Tuesday, April 5, 2011
This is one of my handmade Malaysia's Traditional Kite called Wau Daun (Leaf Kite). It derrives its name through its shape; unlike that of the Muna Island in Sulawesi which are made of leaves. Wau Daun is an easy flyer during the least wind condition. The frame is made of bamboo strips and the sail is of kite paper. This Wau Daun is handpainted using Fabric Dye and Poster Color.
Labels: type of wau
This is a Malay Kite Fighting Competition. The idea is to cut off other participants' kite string. Whichever kite remains the last in the air will emerge as winner. Note that the kite string is standard, issued by the organizer.
This is a Malay Kite or known as Wau Kikik in Malay. It is a tailless diamond-shaped kite. History states that this is among the earliest kite design in the East. It is similar to Eddy Kite or Holland Kite. A Malay Kite is the easiest kite to make. It is an easy flyer provided that it is light, big enough and well balanced. Pictured above is a 3 feet Malay Kite. It is the standard used in the national Malay Kite Fighting Competition.
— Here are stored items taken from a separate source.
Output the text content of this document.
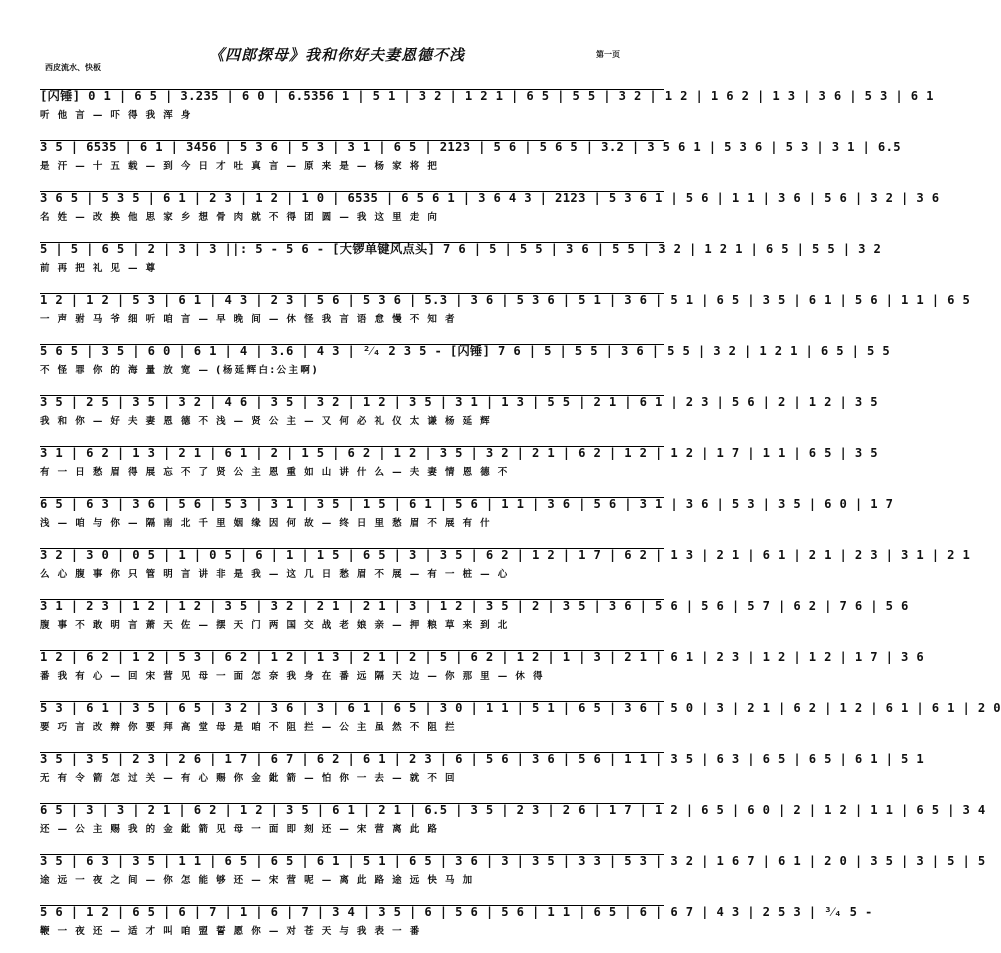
西皮流水、快板
《四郎探母》我和你好夫妻恩德不浅	第一页
[闪锤] 0 1 | 6 5 | 3.235 | 6 0 | 6.5356 1 | 5 1 | 3 2 | 1 2 1 | 6 5 | 5 5 | 3 2 | 1 2 | 1 6 2 | 1 3 | 3 6 | 5 3 | 6 1
听 他 言 — 吓 得 我 浑 身
3 5 | 6535 | 6 1 | 3456 | 5 3 6 | 5 3 | 3 1 | 6 5 | 2123 | 5 6 | 5 6 5 | 3.2 | 3 5 6 1 | 5 3 6 | 5 3 | 3 1 | 6.5
是 汗 — 十 五 载 — 到 今 日 才 吐 真 言 — 原 来 是 — 杨 家 将 把
3 6 5 | 5 3 5 | 6 1 | 2 3 | 1 2 | 1 0 | 6535 | 6 5 6 1 | 3 6 4 3 | 2123 | 5 3 6 1 | 5 6 | 1 1 | 3 6 | 5 6 | 3 2 | 3 6
名 姓 — 改 换 他 思 家 乡 想 骨 肉 就 不 得 团 圆 — 我 这 里 走 向
5 | 5 | 6 5 | 2 | 3 | 3 ||: 5 - 5 6 - [大锣单键风点头] 7 6 | 5 | 5 5 | 3 6 | 5 5 | 3 2 | 1 2 1 | 6 5 | 5 5 | 3 2
前 再 把 礼 见 — 尊
1 2 | 1 2 | 5 3 | 6 1 | 4 3 | 2 3 | 5 6 | 5 3 6 | 5.3 | 3 6 | 5 3 6 | 5 1 | 3 6 | 5 1 | 6 5 | 3 5 | 6 1 | 5 6 | 1 1 | 6 5
一 声 驸 马 爷 细 听 咱 言 — 早 晚 间 — 休 怪 我 言 语 怠 慢 不 知 者
5 6 5 | 3 5 | 6 0 | 6 1 | 4 | 3.6 | 4 3 | ²⁄₄ 2 3 5 - [闪锤] 7 6 | 5 | 5 5 | 3 6 | 5 5 | 3 2 | 1 2 1 | 6 5 | 5 5
不 怪 罪 你 的 海 量 放 宽 — (杨延辉白:公主啊)
3 5 | 2 5 | 3 5 | 3 2 | 4 6 | 3 5 | 3 2 | 1 2 | 3 5 | 3 1 | 1 3 | 5 5 | 2 1 | 6 1 | 2 3 | 5 6 | 2 | 1 2 | 3 5
我 和 你 — 好 夫 妻 恩 德 不 浅 — 贤 公 主 — 又 何 必 礼 仪 太 谦 杨 延 辉
3 1 | 6 2 | 1 3 | 2 1 | 6 1 | 2 | 1 5 | 6 2 | 1 2 | 3 5 | 3 2 | 2 1 | 6 2 | 1 2 | 1 2 | 1 7 | 1 1 | 6 5 | 3 5
有 一 日 愁 眉 得 展 忘 不 了 贤 公 主 恩 重 如 山 讲 什 么 — 夫 妻 情 恩 德 不
6 5 | 6 3 | 3 6 | 5 6 | 5 3 | 3 1 | 3 5 | 1 5 | 6 1 | 5 6 | 1 1 | 3 6 | 5 6 | 3 1 | 3 6 | 5 3 | 3 5 | 6 0 | 1 7
浅 — 咱 与 你 — 隔 南 北 千 里 姻 缘 因 何 故 — 终 日 里 愁 眉 不 展 有 什
3 2 | 3 0 | 0 5 | 1 | 0 5 | 6 | 1 | 1 5 | 6 5 | 3 | 3 5 | 6 2 | 1 2 | 1 7 | 6 2 | 1 3 | 2 1 | 6 1 | 2 1 | 2 3 | 3 1 | 2 1
么 心 腹 事 你 只 管 明 言 讲 非 是 我 — 这 几 日 愁 眉 不 展 — 有 一 桩 — 心
3 1 | 2 3 | 1 2 | 1 2 | 3 5 | 3 2 | 2 1 | 2 1 | 3 | 1 2 | 3 5 | 2 | 3 5 | 3 6 | 5 6 | 5 6 | 5 7 | 6 2 | 7 6 | 5 6
腹 事 不 敢 明 言 萧 天 佐 — 摆 天 门 两 国 交 战 老 娘 亲 — 押 粮 草 来 到 北
1 2 | 6 2 | 1 2 | 5 3 | 6 2 | 1 2 | 1 3 | 2 1 | 2 | 5 | 6 2 | 1 2 | 1 | 3 | 2 1 | 6 1 | 2 3 | 1 2 | 1 2 | 1 7 | 3 6
番 我 有 心 — 回 宋 营 见 母 一 面 怎 奈 我 身 在 番 远 隔 天 边 — 你 那 里 — 休 得
5 3 | 6 1 | 3 5 | 6 5 | 3 2 | 3 6 | 3 | 6 1 | 6 5 | 3 0 | 1 1 | 5 1 | 6 5 | 3 6 | 5 0 | 3 | 2 1 | 6 2 | 1 2 | 6 1 | 6 1 | 2 0
要 巧 言 改 辩 你 要 拜 高 堂 母 是 咱 不 阻 拦 — 公 主 虽 然 不 阻 拦
3 5 | 3 5 | 2 3 | 2 6 | 1 7 | 6 7 | 6 2 | 6 1 | 2 3 | 6 | 5 6 | 3 6 | 5 6 | 1 1 | 3 5 | 6 3 | 6 5 | 6 5 | 6 1 | 5 1
无 有 令 箭 怎 过 关 — 有 心 赐 你 金 鈚 箭 — 怕 你 一 去 — 就 不 回
6 5 | 3 | 3 | 2 1 | 6 2 | 1 2 | 3 5 | 6 1 | 2 1 | 6.5 | 3 5 | 2 3 | 2 6 | 1 7 | 1 2 | 6 5 | 6 0 | 2 | 1 2 | 1 1 | 6 5 | 3 4
还 — 公 主 赐 我 的 金 鈚 箭 见 母 一 面 即 刻 还 — 宋 营 离 此 路
3 5 | 6 3 | 3 5 | 1 1 | 6 5 | 6 5 | 6 1 | 5 1 | 6 5 | 3 6 | 3 | 3 5 | 3 3 | 5 3 | 3 2 | 1 6 7 | 6 1 | 2 0 | 3 5 | 3 | 5 | 5
途 远 一 夜 之 间 — 你 怎 能 够 还 — 宋 营 呢 — 离 此 路 途 远 快 马 加
5 6 | 1 2 | 6 5 | 6 | 7 | 1 | 6 | 7 | 3 4 | 3 5 | 6 | 5 6 | 5 6 | 1 1 | 6 5 | 6 | 6 7 | 4 3 | 2 5 3 | ³⁄₄ 5 -
鞭 一 夜 还 — 适 才 叫 咱 盟 誓 愿 你 — 对 苍 天 与 我 表 一 番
The vertical stick is the spine. It should be slightly stronger than the cross stick. The cross stick which is just slightly longer is attached to the spine (ensure the balance) by a string at a quarter distance from the top. Then tie the strings at the end of the spine and the cross stick to make the shape. Reinforce with another smaller diamond shaped in the center with a string to provide support to the sail and the frame. Glue on the sail. The sail could either be of kite paper, plastic sheet or the modern ripstop nylon fabric. Attach one point of the bridle where the sticks crossed and another point of the bridle slightly short of the bottom tip of the kite. Finally, attach a kite string and you are Ready To Fly (RTF).
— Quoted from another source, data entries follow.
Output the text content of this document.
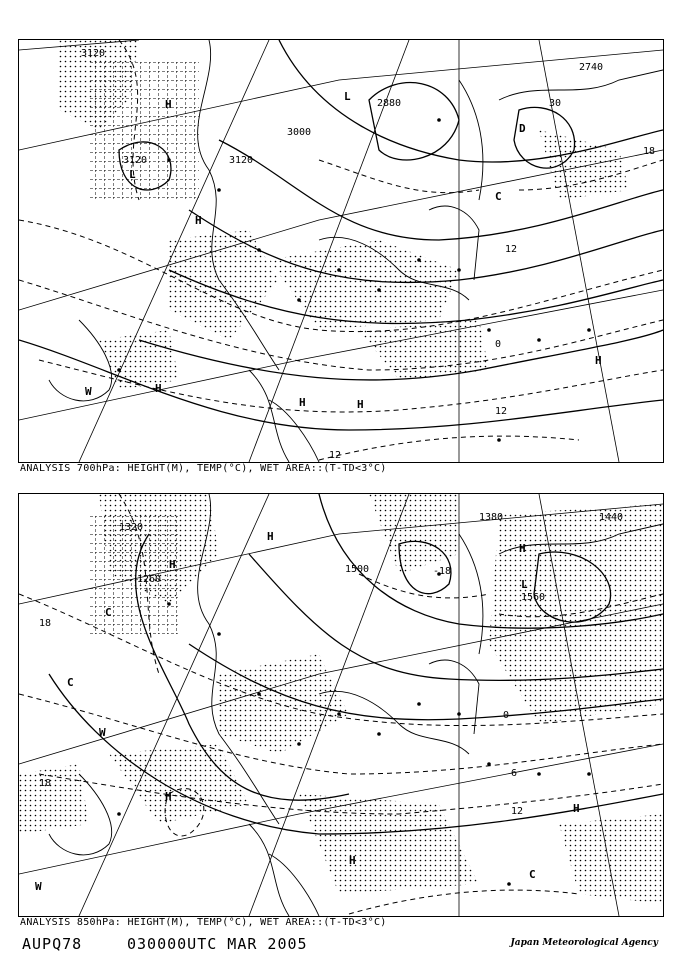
3120
3120	3120
3000
2880
2740
18
12
12
12
0
30
H
H
H
H	H
H
W
L
L
C
D
ANALYSIS 700hPa: HEIGHT(M), TEMP(°C), WET AREA::(T-TD<3°C)
1320
1380	1440
1500
1560
1260
18
18
12
0
6
-18
H
H
H
H
H
H
W
W
L
C
C
C
ANALYSIS 850hPa: HEIGHT(M), TEMP(°C), WET AREA::(T-TD<3°C)
AUPQ78	030000UTC MAR 2005	Japan Meteorological Agency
Assuming that you have made or got a kite; pictured above are the basic kiting gears that you would need to fly a kite. The most important of all is the kite string and a spool to wind the string. Attaching a fishing swivel at the end of the string before it is hooked to the kite's bridle will help to avoid the string being twisted. The strength of the string is dependent on the size of the kite and the strength of the breeze. A simple kite string is good enough for a small kite whereas a bigger kite will require a stronger braided type of string. Avoid using monofilament fishing lines for flying kites as they are sharp and easily cut off when brushed against or crossed lines. You may require a pair of gloves as a taut string can easily hurt your fingers. A multipurpose tool will be handy if you need to cut the string. Happy Kiting.
Labels: kite basics
Having landed at my blog, have you fell for making a kite? It is easy to make a kite and relatively inexpensive. But most all, you will arrive to a satisfaction. All you need are kits that are pictured above; wooden sticks (or bamboo strips), kite papers (or plastic sheets), a pair of scissor, paper cutter, glue and/or adhesive, chord/thread, sand papers and a measuring tape. If you are innovative enough, you can do away with some or replace them with other similar kits.
Google for Kite Plans and enjoy making your very own kites this weekend. Go on, and try it. You will love it.